Mais il est de plus en plus clair que le processus va au-delà de la déchristianisation, et évolue vers la christianophobie. Dans la post-modernité, les chrétiens font l'expérience d'une hostilité croissante : ils sont harcelés, harassés, acculés, montrés du doigt. Il est facile de reconnaître certaines personnalités, forces, couleurs, intérêts... forgeant un nouvel ordre mondial. C'est évident. Mais nous ne devons pas oublier que les idées ont plus de pouvoir que les institutions et les personnes. Et l'idée qui sous-tend la postmodernité est le relativisme.

C'est pourquoi l'autodéfense politique, l'attitude réactive à chaque nouvelle démolition du christianisme, ne suffit sûrement pas. La politique a un grand pouvoir de dissolution mais une capacité très limitée à créer des réalités humaines.

Le diocèse de Burgos célèbre cette année le huitième centenaire de la pose de la première pierre de sa cathédrale, qui n'a été consacrée qu'en 1260. Il faut beaucoup de temps et d'efforts pour construire un tel temple.
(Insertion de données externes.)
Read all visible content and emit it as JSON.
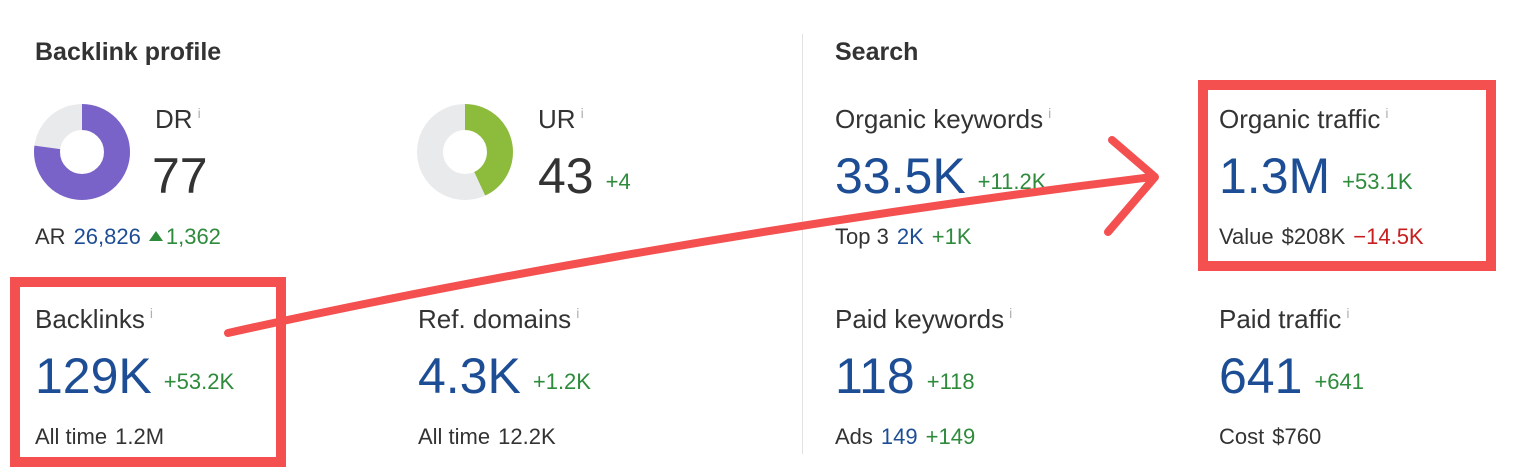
{
  "colors": {
    "blue_value": "#1d4e95",
    "positive": "#2e8b3c",
    "negative": "#c81e1e",
    "highlight": "#f45050",
    "dr_donut": "#7a63c8",
    "ur_donut": "#8dbb3c",
    "donut_track": "#e9eaec"
  },
  "backlink_profile": {
    "title": "Backlink profile",
    "dr": {
      "label": "DR",
      "value": "77",
      "gauge_percent": 77
    },
    "ar": {
      "label": "AR",
      "value": "26,826",
      "delta": "1,362"
    },
    "ur": {
      "label": "UR",
      "value": "43",
      "delta": "+4",
      "gauge_percent": 43
    },
    "backlinks": {
      "label": "Backlinks",
      "value": "129K",
      "delta": "+53.2K",
      "sub_label": "All time",
      "sub_value": "1.2M"
    },
    "ref_domains": {
      "label": "Ref. domains",
      "value": "4.3K",
      "delta": "+1.2K",
      "sub_label": "All time",
      "sub_value": "12.2K"
    }
  },
  "search": {
    "title": "Search",
    "organic_keywords": {
      "label": "Organic keywords",
      "value": "33.5K",
      "delta": "+11.2K",
      "sub_label": "Top 3",
      "sub_value": "2K",
      "sub_delta": "+1K"
    },
    "organic_traffic": {
      "label": "Organic traffic",
      "value": "1.3M",
      "delta": "+53.1K",
      "sub_label": "Value",
      "sub_value": "$208K",
      "sub_delta": "−14.5K"
    },
    "paid_keywords": {
      "label": "Paid keywords",
      "value": "118",
      "delta": "+118",
      "sub_label": "Ads",
      "sub_value": "149",
      "sub_delta": "+149"
    },
    "paid_traffic": {
      "label": "Paid traffic",
      "value": "641",
      "delta": "+641",
      "sub_label": "Cost",
      "sub_value": "$760"
    }
  },
  "info_icon": "i",
  "icons": [
    "info-icon",
    "triangle-up-icon",
    "annotation-arrow"
  ]
}
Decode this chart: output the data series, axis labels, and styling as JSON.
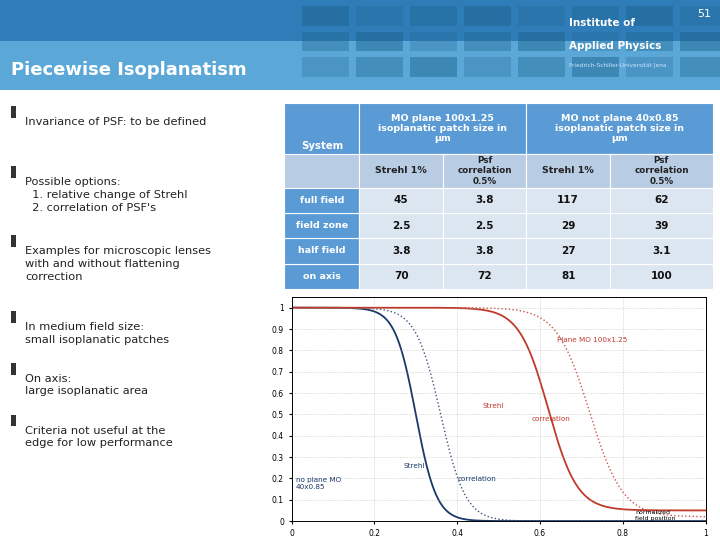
{
  "title": "Piecewise Isoplanatism",
  "slide_number": "51",
  "background_color": "#ffffff",
  "bullet_points": [
    "Invariance of PSF: to be defined",
    "Possible options:\n  1. relative change of Strehl\n  2. correlation of PSF's",
    "Examples for microscopic lenses\nwith and without flattening\ncorrection",
    "In medium field size:\nsmall isoplanatic patches",
    "On axis:\nlarge isoplanatic area",
    "Criteria not useful at the\nedge for low performance"
  ],
  "table_header_bg": "#5b9bd5",
  "table_subheader_bg": "#b8cce4",
  "table_row_label_bg": "#5b9bd5",
  "table_data_bg": "#dce6f1",
  "table_rows": [
    {
      "label": "on axis",
      "values": [
        "70",
        "72",
        "81",
        "100"
      ]
    },
    {
      "label": "half field",
      "values": [
        "3.8",
        "3.8",
        "27",
        "3.1"
      ]
    },
    {
      "label": "field zone",
      "values": [
        "2.5",
        "2.5",
        "29",
        "39"
      ]
    },
    {
      "label": "full field",
      "values": [
        "45",
        "3.8",
        "117",
        "62"
      ]
    }
  ],
  "header_blue_top": "#3a7fc1",
  "header_blue_bottom": "#5ba3d9",
  "inst_text1": "Institute of",
  "inst_text2": "Applied Physics",
  "inst_text3": "Friedrich-Schiller-Universität Jena",
  "title_fontsize": 13,
  "bullet_fontsize": 8.2,
  "table_header_fontsize": 6.8,
  "table_data_fontsize": 7.5
}
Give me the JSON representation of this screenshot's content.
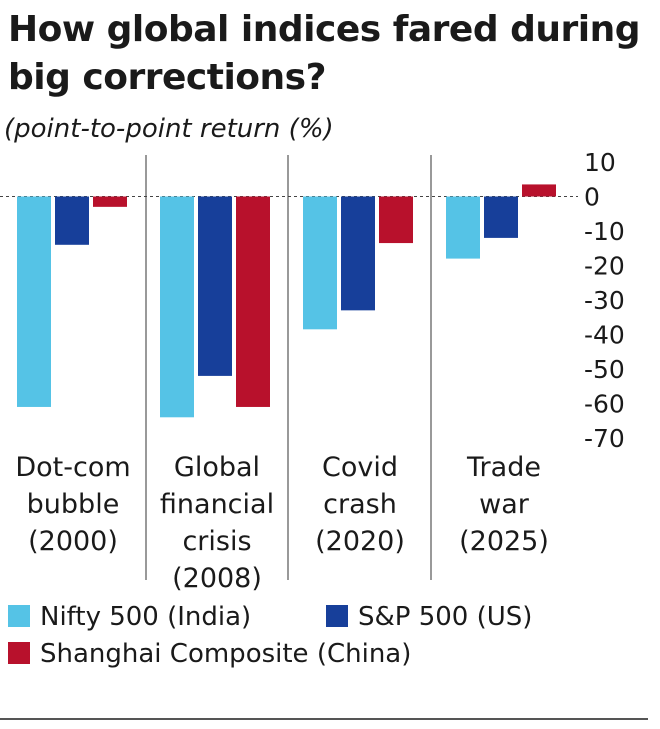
{
  "title": "How global indices fared during big corrections?",
  "subtitle": "(point-to-point return (%)",
  "colors": {
    "nifty": "#55c3e6",
    "sp500": "#173f9a",
    "shanghai": "#b8112c"
  },
  "chart_data": {
    "type": "bar",
    "categories": [
      [
        "Dot-com",
        "bubble",
        "(2000)"
      ],
      [
        "Global",
        "financial",
        "crisis",
        "(2008)"
      ],
      [
        "Covid",
        "crash",
        "(2020)"
      ],
      [
        "Trade",
        "war",
        "(2025)"
      ]
    ],
    "series": [
      {
        "name": "Nifty 500 (India)",
        "color": "#55c3e6",
        "values": [
          -61,
          -64,
          -38.5,
          -18
        ]
      },
      {
        "name": "S&P 500 (US)",
        "color": "#173f9a",
        "values": [
          -14,
          -52,
          -33,
          -12
        ]
      },
      {
        "name": "Shanghai Composite (China)",
        "color": "#b8112c",
        "values": [
          -3,
          -61,
          -13.5,
          3.5
        ]
      }
    ],
    "ylim": [
      -70,
      10
    ],
    "yticks": [
      10,
      0,
      -10,
      -20,
      -30,
      -40,
      -50,
      -60,
      -70
    ],
    "legend_position": "bottom"
  }
}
Cependant, il pouvait être démoli en quelques secondes avec une charge de dynamite. La politique peut aussi détruire très rapidement, mais elle construit peu et lentement.

D'autre part, les centres de décision politique sont de plus en plus éloignés et mondiaux.

De plus, si nous regardons autour de nous, nous verrons que les gens qui nous entourent, bien qu'étant des gens bien, sont majoritairement en faveur des lois imposées par l'ingénierie sociale relativiste.

Il arrive même que certains des guerriers sociaux les plus actifs pour une civilisation fondée sur le christianisme ne soient pas eux-mêmes exemplaires dans leurs méthodes ou dans leur vie personnelle.

En bref, nous sommes confrontés à une "nouvelle évangélisation", et ce que nous devons faire, c'est nous tourner vers le Seigneur pour suivre ses instructions. Cette première fois, il a choisi ses Apôtres parmi les simples : ils n'étaient pas sages, ils ne parlaient pas de langues, ils ne connaissaient pas le monde... Il leur a ordonné de ne pas porter de sacoche, ni de tunique de rechange, ni d'argent. Il leur a annoncé que dans certaines maisons et certains villages, ils ne seraient pas les bienvenus... Le Christ n'a pas formé des "guerriers", mais des hommes amoureux et vulnérables. Il ne leur a pas inculqué une attitude réactive mais proactive. Et un amour du monde et de chaque personne, jusqu'à la mort.

Saint Josémaria a intitulé une de ses homélies : " aimer le monde passionnément ". Aujourd'hui, on pourrait le paraphraser : aimer le monde passionnément. ce monde passionnément. Ce n'est ni une bonne chose, ni du volontarisme, mais cela demande un sérieux travail personnel pour atteindre deux conditions de base. Premièrement, comprendre le monde dans lequel nous vivons au mieux de nos capacités. Comme le disait Unamuno : "Nous ne savons pas ce qui se passe et c'est ce qui nous arrive". Et deuxièmement, pour servir ce monde comme il a besoin d'être servi.

Nous le verrons dans le prochain article consacré à ce sujet.